Philomena Allicock is one of 136,000 volunteers across Canada who dedicate their time to the work of The Salvation Army. Volunteering has changed her life and impacted the lives of vulnerable people.
“I started volunteering at The Salvation Army in Oshawa 14 years ago,” says Philomena. “I had to quit my full-time job as a housekeeper because of Fibromyalgia―chronic muscle pain and tender points, fatigue and sleep problems. I could set my own hours at the food bank. If I ached, I could sit. If I had pain, I could leave.
“Every Tuesday I volunteer in the food bank handing out food. When I first started, I worked in the back checking expiry dates on cans, unpacking boxes and stocking shelves. One day I was asked if I would help give out food at the front. “I can do that,” I thought to myself.

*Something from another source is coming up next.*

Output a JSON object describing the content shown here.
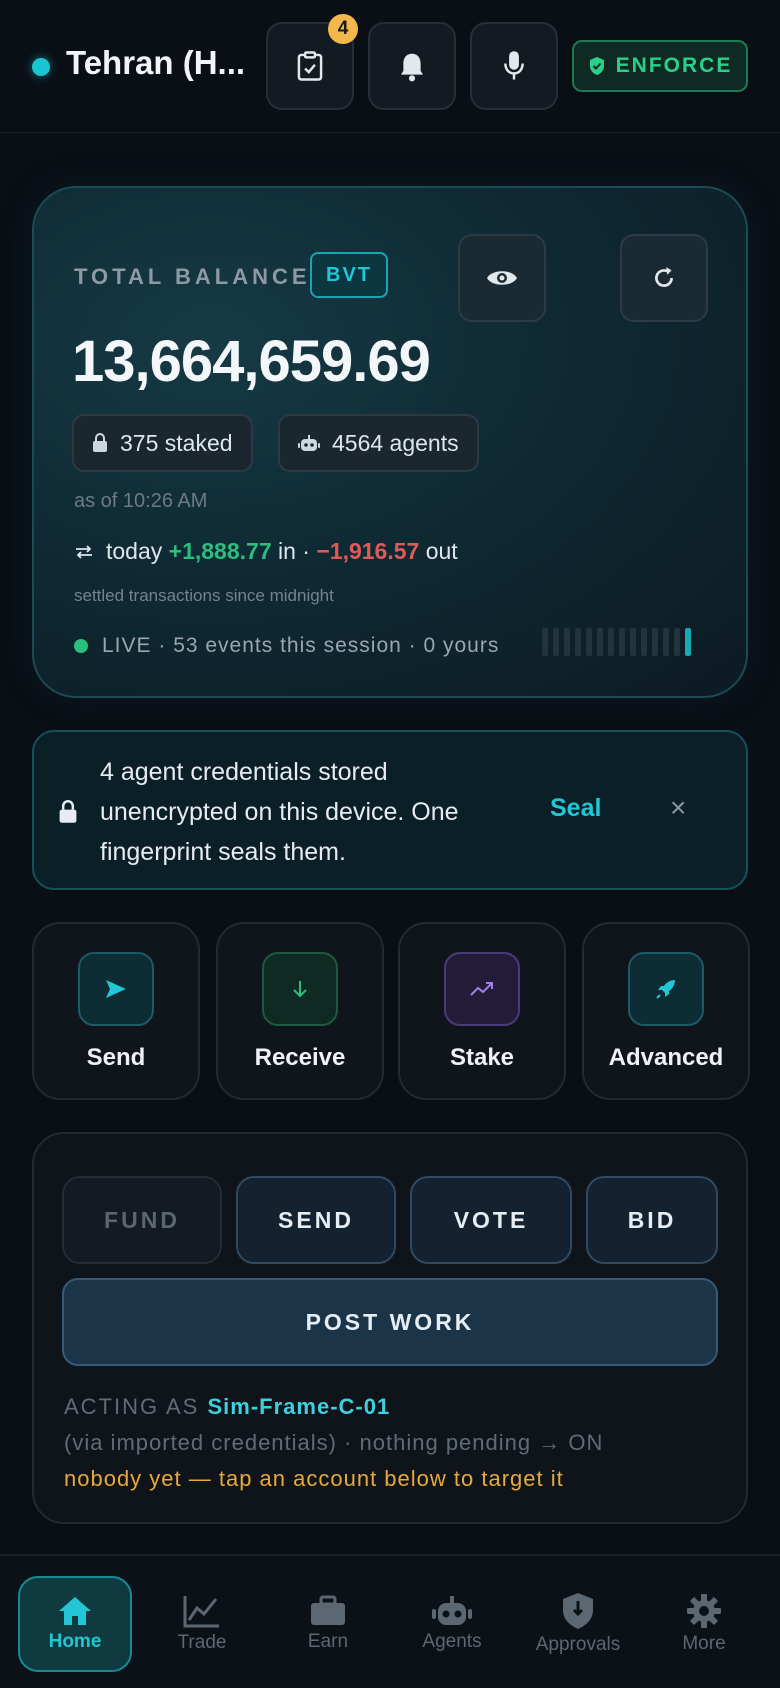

“Sometimes clients look so sad. They say things like, ‘I never thought I would have to come here. I’ve lost my job and can’t afford food.’ I say, ‘The food bank is here to use, don’t worry.’ I’m glad that there is still something in life I can do to help others.”
“Our food bank cannot operate without volunteers such as Philomena,” says Heather Smith, volunteer and foodbank coordinator. “She greets everyone with a smile, listens to them and tries to brighten their day and give them hope. Laughter can often be heard coming from the distribution room.”
“There are some days when my body says, ‘stay in bed’, but my mind says, ‘I really love what I do,’” shares Philomena. “Volunteering gets me going, keeps me on my feet and keeps me from being bedridden. It is the best thing that ever happened to me.”